I would urge some caution with interpreting these kinds of results when you're working with the eukaryotic fraction of the library only. If you're interested in looking at how eukaryotic species vary between samples, I would focus more at looking at how the amount of individual species vary between samples than how the community composition varies, as that will be more robust with these data.

saras224 commented 2 years ago

Hi @allind

  1. Can I use the read counts directly as the abundance because I have the same number of reads in all the samples so even if I divide all the read counts for each species by the total read count in the sample then the proportion will remain the same because they are getting divided by the same number.
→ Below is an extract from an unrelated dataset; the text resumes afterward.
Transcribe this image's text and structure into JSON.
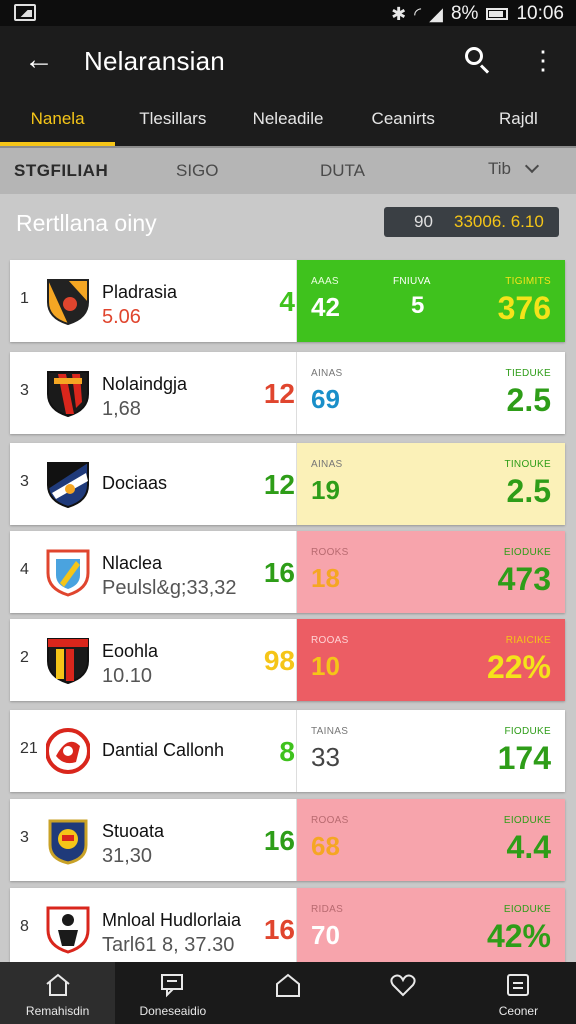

  2. Second question that if for a particular species suppose X species is found to have 100 read counts in sample A and species Y is found to have 60 read counts in the same sample so can we say that species X is more in abundance than species Y in sample A?

  3. Also you said that it will be more meaningful to plot how a species is varying across the different samples but the question is on what parameter should I be plotting? should it be read counts or the total marker coverage? If I plot with total marker coverage as you said earlier, the problem is that the sum of the total marker coverage column in different samples will be different so I cannot use it for indicating the abundance across different samples as I have understood.

  4. One more doubt: In the table, there are two columns one is the percentage observed marker and the other is total marker percentage what do both indicate since the name is quite confusing.

Thanks

allind commented 2 years ago

Hi, there's a new release of eukdetect that may help you with these questions. The new release calculates a proxy for relative abundance called "eukaryotic fraction". Since eukaryotes usually make up very small amounts of microbiome sequencing libraries, this number should also be considered alongside the proxy for absolute abundance, which is reported by eukdetect as "reads per kilobase of sequence" or "RPKS". Please reach out with any questions.